James MacDonald, charlatan, I mean former pastor, at Harvest Bible Church in Illinois, was fired and then, as the church's elders reported, it was discovered he'd siphoned millions to himself for everything from golf club memberships to hunting leases to his own personal luxury compound. Speaking of Illinois corruption, even the founder of the modern celebrity church movement himself, Bill Hybels, was fired for sexual misconduct.
Here's the problem: Most of the responses we've seen from the conservative reformed crowd is all the same run-of-the-mill stuff. Were these men really saved? Can I be sure of my salvation? If these men were faithless, does that mean the Gospel failed? And so on. But none of that gets to the heart of the issue.
The greater issue most people aren’t addressing is the cancer that is celebrity-driven Christianity. If the church is to be healthy again, there's some painful chemotherapy ahead, which means actively putting the celebrity-driven movement to death.
Any of these corrupt and fallen men is but one example of a crumbling system of greed that has been a dominant feature of American evangelicalism. It is time to rethink the celebrity pastor model and the multi-campus, conference tour, book deal garbage that attends it. All of it needs to die.
The greater issue most people aren’t addressing is the cancer that is celebrity-driven Christianity.
It all starts with the money, which reveals where our hearts are. Simply stop funding the sickness that is celebrity-driven Christianity. In the infamous words of Roberto Duran, "No Mas."
It's time to stop buying books from publishers with their word-neutering translations, and all the other books that fund this ego-driven celebrity conference tour circuit. Much of the Christian publishing industry is at war with men anyway, as I've written about elsewhere in greater detail. Instead of funding Ligonier's next luxury cruise that sponsors teaching about suffering (even Alanis Morissette would find that ironic), invest in your local church where local men are serving faithfully.

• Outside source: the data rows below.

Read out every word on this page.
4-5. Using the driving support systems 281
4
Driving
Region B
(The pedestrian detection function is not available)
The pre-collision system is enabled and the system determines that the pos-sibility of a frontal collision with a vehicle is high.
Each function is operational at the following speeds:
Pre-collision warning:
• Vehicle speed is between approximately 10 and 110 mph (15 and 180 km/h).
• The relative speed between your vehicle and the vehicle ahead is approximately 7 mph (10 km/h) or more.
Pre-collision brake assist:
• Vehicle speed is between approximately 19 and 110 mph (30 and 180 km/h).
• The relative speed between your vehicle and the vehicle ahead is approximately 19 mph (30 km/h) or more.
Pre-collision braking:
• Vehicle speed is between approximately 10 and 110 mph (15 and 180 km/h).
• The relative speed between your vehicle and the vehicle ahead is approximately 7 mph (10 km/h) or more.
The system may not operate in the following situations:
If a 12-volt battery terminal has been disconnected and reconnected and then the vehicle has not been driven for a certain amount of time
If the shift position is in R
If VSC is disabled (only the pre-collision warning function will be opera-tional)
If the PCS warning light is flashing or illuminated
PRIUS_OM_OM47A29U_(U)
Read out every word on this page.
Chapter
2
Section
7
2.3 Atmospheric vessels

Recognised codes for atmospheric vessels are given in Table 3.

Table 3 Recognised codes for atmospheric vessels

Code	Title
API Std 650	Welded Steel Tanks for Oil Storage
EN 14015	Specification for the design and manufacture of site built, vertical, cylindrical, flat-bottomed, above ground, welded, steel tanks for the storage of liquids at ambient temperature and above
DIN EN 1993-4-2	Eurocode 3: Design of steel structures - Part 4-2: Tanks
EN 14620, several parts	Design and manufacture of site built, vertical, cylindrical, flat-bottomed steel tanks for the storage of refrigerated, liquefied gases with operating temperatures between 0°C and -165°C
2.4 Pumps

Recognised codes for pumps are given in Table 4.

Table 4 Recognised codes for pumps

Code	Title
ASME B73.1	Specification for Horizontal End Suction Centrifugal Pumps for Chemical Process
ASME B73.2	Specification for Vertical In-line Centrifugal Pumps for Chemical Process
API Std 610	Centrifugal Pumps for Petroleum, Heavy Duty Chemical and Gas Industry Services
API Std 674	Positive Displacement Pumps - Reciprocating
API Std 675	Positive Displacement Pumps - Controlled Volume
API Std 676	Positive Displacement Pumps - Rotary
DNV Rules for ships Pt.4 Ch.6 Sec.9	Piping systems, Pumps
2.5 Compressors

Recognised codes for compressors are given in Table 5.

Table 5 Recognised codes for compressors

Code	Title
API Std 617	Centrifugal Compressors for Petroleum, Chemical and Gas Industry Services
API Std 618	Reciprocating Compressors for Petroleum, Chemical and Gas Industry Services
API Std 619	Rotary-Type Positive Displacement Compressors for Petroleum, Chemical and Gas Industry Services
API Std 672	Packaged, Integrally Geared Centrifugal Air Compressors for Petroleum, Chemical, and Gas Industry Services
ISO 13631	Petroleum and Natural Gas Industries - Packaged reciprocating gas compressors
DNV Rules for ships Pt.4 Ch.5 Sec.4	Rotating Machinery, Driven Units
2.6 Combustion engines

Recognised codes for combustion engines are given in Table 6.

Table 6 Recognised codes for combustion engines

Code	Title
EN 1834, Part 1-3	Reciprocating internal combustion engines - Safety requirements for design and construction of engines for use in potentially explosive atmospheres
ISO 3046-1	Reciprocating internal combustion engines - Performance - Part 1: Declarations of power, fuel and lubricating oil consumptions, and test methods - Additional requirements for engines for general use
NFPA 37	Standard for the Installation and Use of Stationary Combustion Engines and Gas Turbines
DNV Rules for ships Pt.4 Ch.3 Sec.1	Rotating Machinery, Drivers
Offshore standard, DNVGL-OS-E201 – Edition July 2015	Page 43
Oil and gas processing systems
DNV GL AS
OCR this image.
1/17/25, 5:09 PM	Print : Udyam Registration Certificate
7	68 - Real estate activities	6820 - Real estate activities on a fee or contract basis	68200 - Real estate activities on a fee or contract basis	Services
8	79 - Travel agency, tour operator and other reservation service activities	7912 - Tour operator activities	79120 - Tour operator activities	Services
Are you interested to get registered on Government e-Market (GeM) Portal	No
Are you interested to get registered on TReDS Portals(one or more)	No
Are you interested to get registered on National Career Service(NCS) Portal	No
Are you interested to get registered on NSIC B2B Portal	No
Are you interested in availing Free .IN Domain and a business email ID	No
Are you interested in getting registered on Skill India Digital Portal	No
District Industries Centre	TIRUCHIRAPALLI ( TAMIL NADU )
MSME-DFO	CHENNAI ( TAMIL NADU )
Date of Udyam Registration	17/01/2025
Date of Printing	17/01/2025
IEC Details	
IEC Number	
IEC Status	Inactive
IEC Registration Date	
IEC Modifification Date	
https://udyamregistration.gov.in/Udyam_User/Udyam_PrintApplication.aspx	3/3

Interestingly enough, Jesus actually had a lot to say about crowds, and most of it reflected His attitude of distrust toward them. When the crowds grew, Jesus often immediately doubled down on hard teaching (John 6) or moved on to the next town. The same crowd that sang His praise one day was shouting for His execution the next. Live by the crowd, die by the crowd.
While Jesus no doubt displayed compassion by teaching and healing, He built his church around 12 faithful men, not a rebranding campaign that would attract millions or via a rockstar Instagram account with millions of bought-and-paid-for followers.
And yet that's exactly what many of the so-called champions of expositional preaching are doing today—chasing the crowd, the money, the seat at the cool table. In which case the next words on the lips of faithful Christians everywhere ought to be, "Bye Felicia." Or something like it.
Speaking of social media, most of these celebrity pastors would probably go away if you stripped them of their tweeting privileges, and we'd all be better off for it. So, dear church elder boards across this country: Do us all a favor and get the man off of Twitter. We'd all be better off without Tim Keller and his enigmatic nonsense. If Beth Moore needs to go home, then tweet-happy pastors need to shut up and go be with their people.
Regarding all the fawning and funding we've each thrown at celebrity pastors, their books, their multi-campus mini Epcot Center churches, and time wasted reading their indefatigably inane tweets, I want to summarize with the words of Bob Newhart: Stop it.